On Sat, 15 Jun 2019 19:56:58 -0500 Tim Peters firstname.lastname@example.org wrote:
At the start, obmalloc never returned arenas to the system. The vast majority of users were fine with that. A relative few weren't. Evan Jones wrote all the (considerable!) code to change that, and I massaged it and checked it in - not because there was "scientific proof" that it was more beneficial than harmful (it certainly added new expenses!) overall, but because it seemed like a right thing to do, _anticipating_ that the issue would become more important in coming years.
I'm still glad it was done, but no tests were checked in to _quantify_ its presumed benefits - or even to verify that it ever returned arenas to the system. Best I can tell, nobody actually has any informed idea how well it does. Evan stared at programs that were important to him, and fiddled things until he was "happy enough".

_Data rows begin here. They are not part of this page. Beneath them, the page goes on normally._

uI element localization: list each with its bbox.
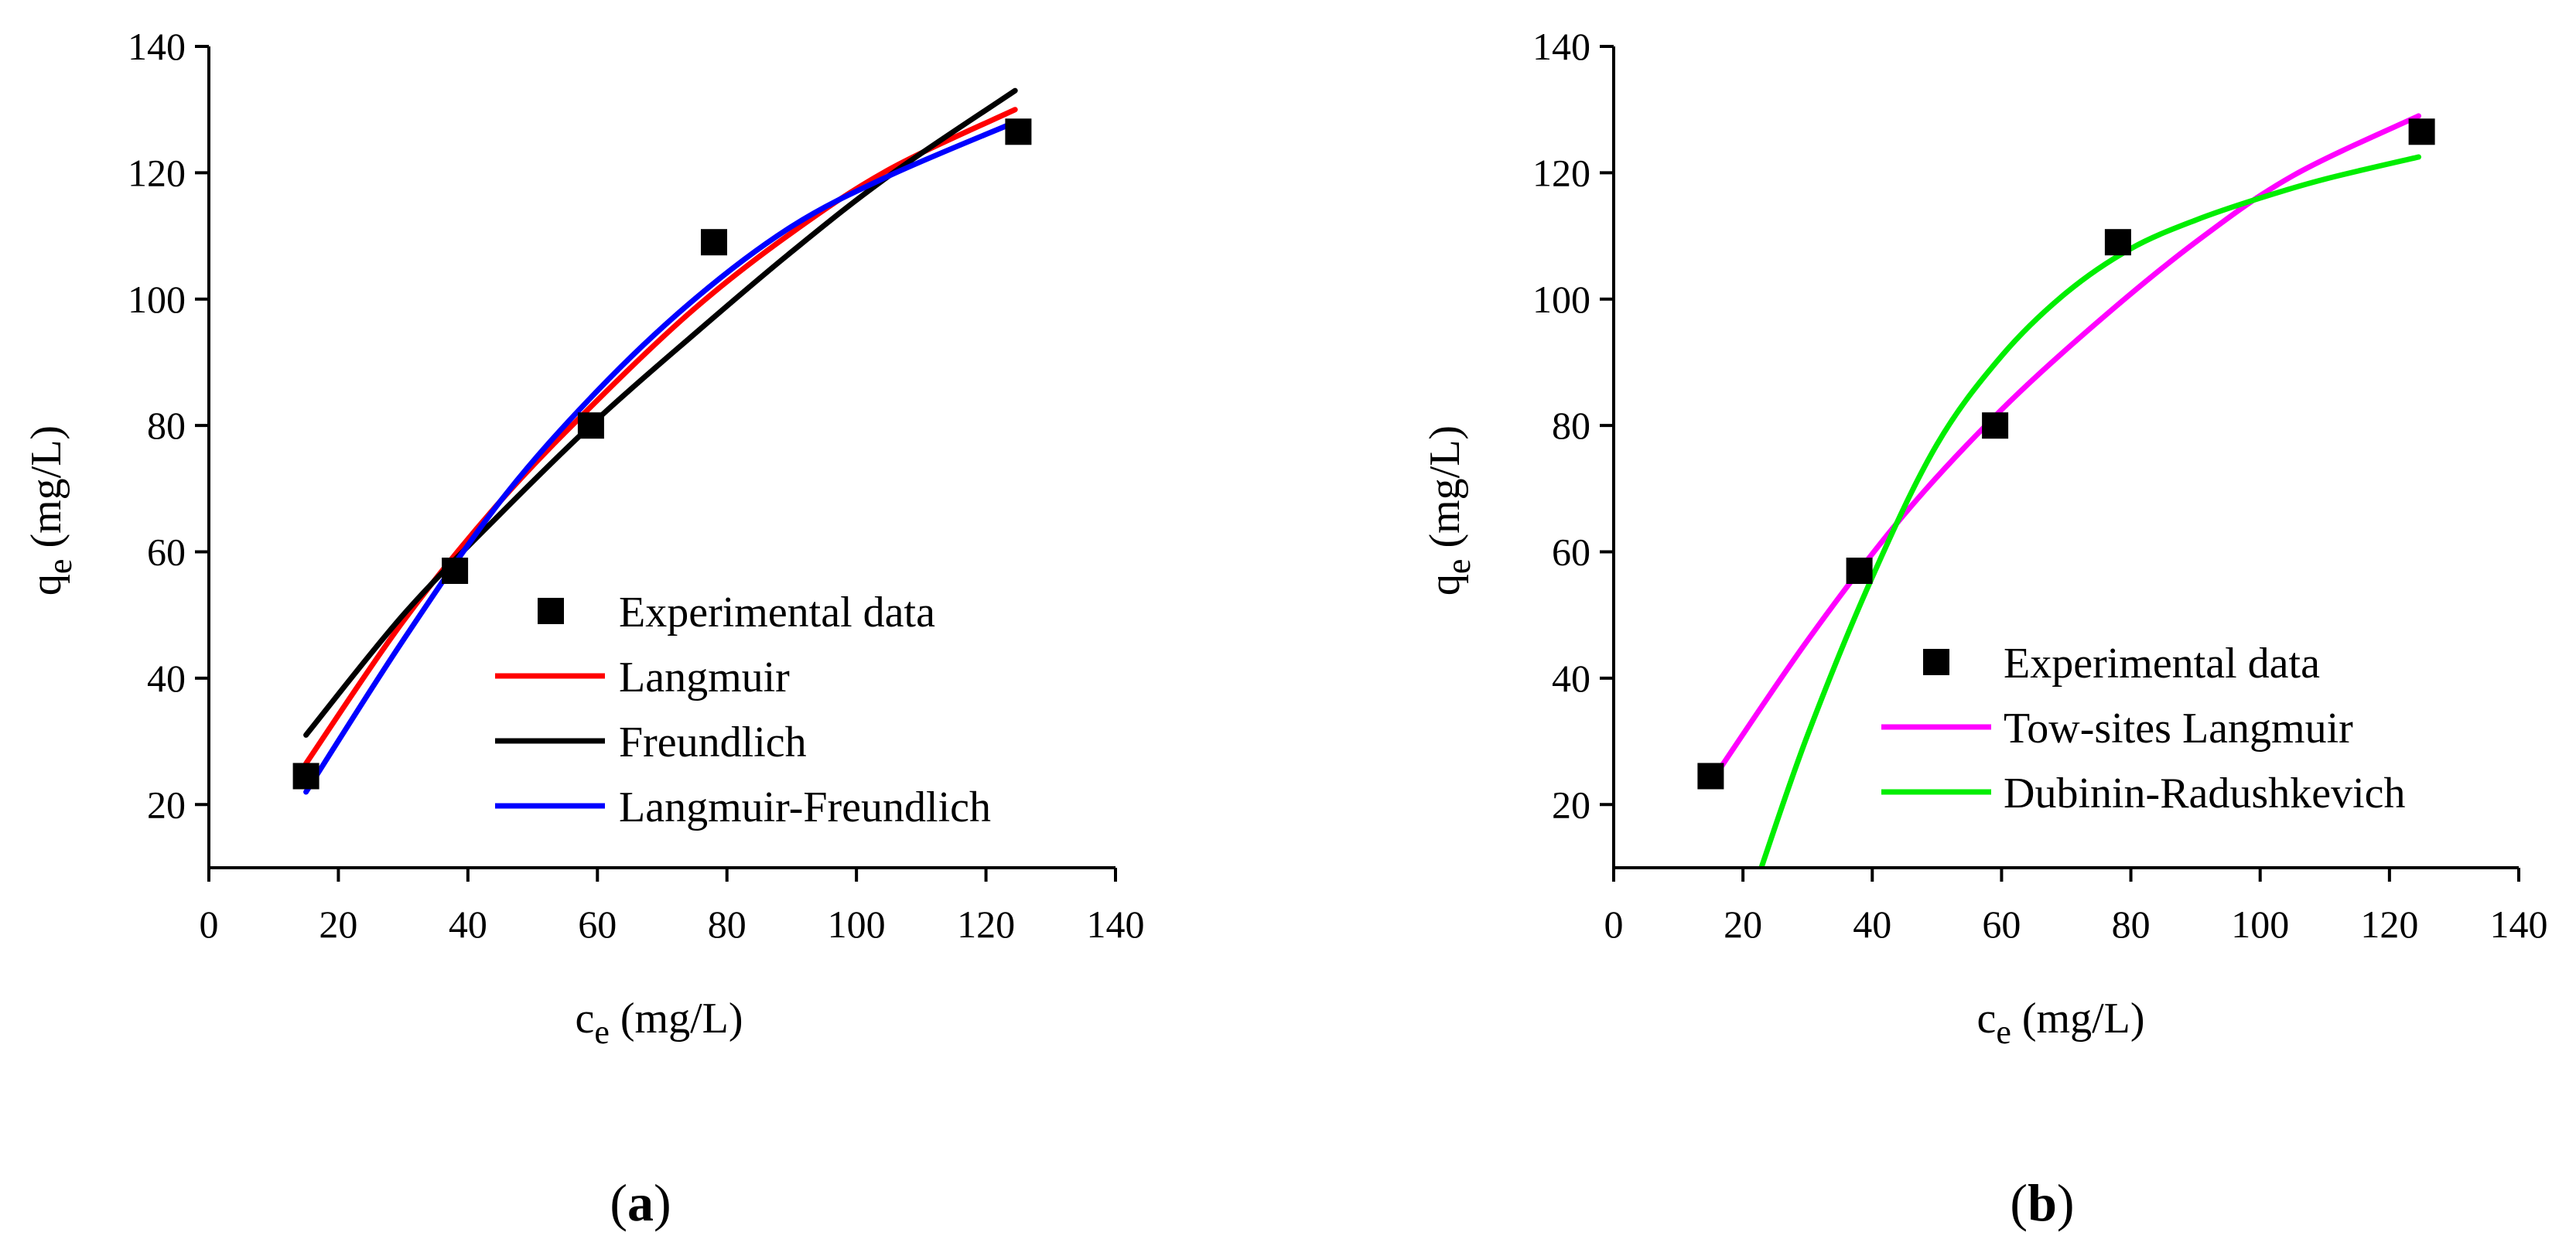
y-tick-label: 120 bbox=[1532, 151, 1590, 194]
experimental-point bbox=[1697, 763, 1724, 790]
chart-b-legend: Experimental data Tow-sites Langmuir Dubin… bbox=[1881, 640, 2405, 817]
x-tick-label: 40 bbox=[449, 903, 487, 946]
chart-b-x-axis-title: ce (mg/L) bbox=[1976, 995, 2144, 1051]
y-tick-label: 140 bbox=[1532, 25, 1590, 68]
y-tick-label: 60 bbox=[147, 531, 186, 574]
y-tick-label: 100 bbox=[128, 278, 186, 321]
legend-label-experimental: Experimental data bbox=[619, 589, 935, 637]
legend-label-freundlich: Freundlich bbox=[619, 718, 807, 766]
y-tick-label: 100 bbox=[1532, 278, 1590, 321]
x-tick-label: 0 bbox=[1604, 903, 1624, 946]
x-tick-label: 100 bbox=[2231, 903, 2289, 946]
y-tick-label: 40 bbox=[1552, 657, 1590, 700]
chart-b-y-axis-title: qe (mg/L) bbox=[1421, 425, 1478, 596]
x-tick-label: 120 bbox=[2360, 903, 2418, 946]
y-tick-label: 40 bbox=[147, 657, 186, 700]
experimental-point bbox=[292, 763, 319, 790]
legend-label-two-sites-langmuir: Tow-sites Langmuir bbox=[2004, 705, 2353, 753]
x-tick-label: 60 bbox=[578, 903, 617, 946]
y-tick-label: 80 bbox=[1552, 404, 1590, 447]
chart-panel-b: 0 20 40 60 80 100 120 140 20 40 60 80 100 120 140 ce (… bbox=[1421, 25, 2548, 1232]
legend-label-langmuir-freundlich: Langmuir-Freundlich bbox=[619, 783, 991, 831]
series-line-langmuir-freundlich bbox=[303, 119, 1018, 795]
series-line-langmuir bbox=[303, 107, 1018, 766]
x-tick-label: 80 bbox=[708, 903, 746, 946]
x-tick-label: 40 bbox=[1853, 903, 1891, 946]
experimental-point bbox=[442, 558, 469, 584]
legend-label-dubinin-radushkevich: Dubinin-Radushkevich bbox=[2004, 770, 2405, 817]
x-tick-label: 140 bbox=[2490, 903, 2548, 946]
experimental-point bbox=[2408, 118, 2435, 145]
y-tick-label: 80 bbox=[147, 404, 186, 447]
legend-label-experimental: Experimental data bbox=[2004, 640, 2320, 688]
panel-label-a: (a) bbox=[610, 1173, 671, 1232]
y-tick-label: 20 bbox=[1552, 783, 1590, 826]
series-line-two-sites-langmuir bbox=[1707, 113, 2421, 786]
experimental-point bbox=[2104, 229, 2131, 256]
y-tick-label: 60 bbox=[1552, 531, 1590, 574]
chart-a-marks bbox=[292, 87, 1032, 795]
chart-b-marks bbox=[1697, 113, 2435, 868]
x-tick-label: 0 bbox=[200, 903, 219, 946]
experimental-point bbox=[1982, 412, 2009, 439]
experimental-point bbox=[577, 412, 604, 439]
chart-a-legend: Experimental data Langmuir Freundlich Langm… bbox=[495, 589, 991, 831]
chart-a-y-axis-title: qe (mg/L) bbox=[22, 425, 79, 596]
y-tick-label: 140 bbox=[128, 25, 186, 68]
chart-a-x-axis-title: ce (mg/L) bbox=[575, 995, 743, 1051]
x-tick-label: 140 bbox=[1087, 903, 1145, 946]
chart-a-ticks: 0 20 40 60 80 100 120 140 20 40 60 80 100 120 140 bbox=[128, 25, 1145, 946]
x-tick-label: 100 bbox=[828, 903, 886, 946]
legend-marker-experimental bbox=[1923, 649, 1949, 675]
experimental-point bbox=[701, 229, 727, 256]
legend-label-langmuir: Langmuir bbox=[619, 654, 790, 701]
x-tick-label: 60 bbox=[1982, 903, 2021, 946]
experimental-point bbox=[1846, 558, 1873, 584]
series-line-dubinin-radushkevich bbox=[1758, 154, 2421, 868]
x-tick-label: 80 bbox=[2112, 903, 2151, 946]
x-tick-label: 20 bbox=[1724, 903, 1762, 946]
y-tick-label: 20 bbox=[147, 783, 186, 826]
experimental-point bbox=[1005, 118, 1032, 145]
panel-label-b: (b) bbox=[2010, 1173, 2074, 1232]
y-tick-label: 120 bbox=[128, 151, 186, 194]
legend-marker-experimental bbox=[538, 598, 564, 624]
x-tick-label: 20 bbox=[319, 903, 357, 946]
x-tick-label: 120 bbox=[957, 903, 1015, 946]
chart-b-ticks: 0 20 40 60 80 100 120 140 20 40 60 80 100 120 140 bbox=[1532, 25, 2548, 946]
chart-panel-a: 0 20 40 60 80 100 120 140 20 40 60 80 100 120 140 ce (… bbox=[22, 25, 1145, 1232]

We moved from malloc() to mmap() for allocating arenas because of user requests to release memory more deterministically: https://bugs.python.org/issue11849
And given the number of people who use Python for long-running processes nowadays, I'm sure that they would notice (and be annoyed) if Python did not release memory after memory consumption spikes.
I've looked at obmalloc stats in other programs at various stages, and saw nothing concerning. memchunk.py appears to model object lifetimes as coming from a uniform distribution, but in real life they appear to be strongly multi-modal (with high peaks at the "way less than an eye blink" and "effectively immortal" ends).
I agree they will certainly be multi-modal, with the number of modes, their respective weights and their temporal distance widely dependent on use cases.
(the fact that they're multi-modal is the reason why generational GC is useful, btw)
We haven't been especially pro-active about giant machines, and are suffering from it:
So you're definitely trying to solve a problem, right?
Fixing the underlying cause put giant machines on my radar, and getting rid of obmalloc's pool size limit was the next obvious thing that would help them (although not in the same universe as cutting quadratic time to linear).
"Not in the same universe", indeed. So the question becomes: does the improvement increasing the pool and arena size have a negative outcome on *other* use cases?
Not everyone has giant machines. Actually a frequent usage model is to have many small VMs or containers on a medium-size machine.
For example, it has to allocate at least 56 bytes of separate bookkeeping info for each arena. Nobody cares when they have 100 arenas, but when there are a million arenas (which I've seen), that adds up.
In relative terms, assuming that arenas are 50% full on average (probably a pessimistic assumption?), that overhead is 0.08% per arena memory used. What point is worrying about that?
If the problem is the cost of mmap() and munmap() calls, then the solution more or less exists at the system level: jemalloc and other allocators use madvise() with MADV_FREE (see here: https://lwn.net/Articles/593564/).
A possible design is a free list of arenas on which you use MADV_FREE to let the system know the memory *can* be reclaimed. When the free list overflows, call munmap() on extraneous arenas.
People can certainly pursue that if they like. I'm not interested in adding more complication that helps only one of obmalloc's slowest paths on only one platform.
MADV_FREE is available on multiple platforms (at least Linux, macOS, FreeBSD). Windows seems to offer similar facilities: https://devblogs.microsoft.com/oldnewthing/20170113-00/?p=95185
The dead obvious, dead simple, way to reduce mmap() expense is to call it less often, which just requires changing a compile-time constant - which will also call VirtualAlloc() equally less often on Windows.
That's assuming the dominating term in mmap() cost is O(1) rather than O(size). That's not a given. The system call cost is certainly O(1), but the cost of reserving and mapping HW pages, and zeroing them out is most certainly O(# pages).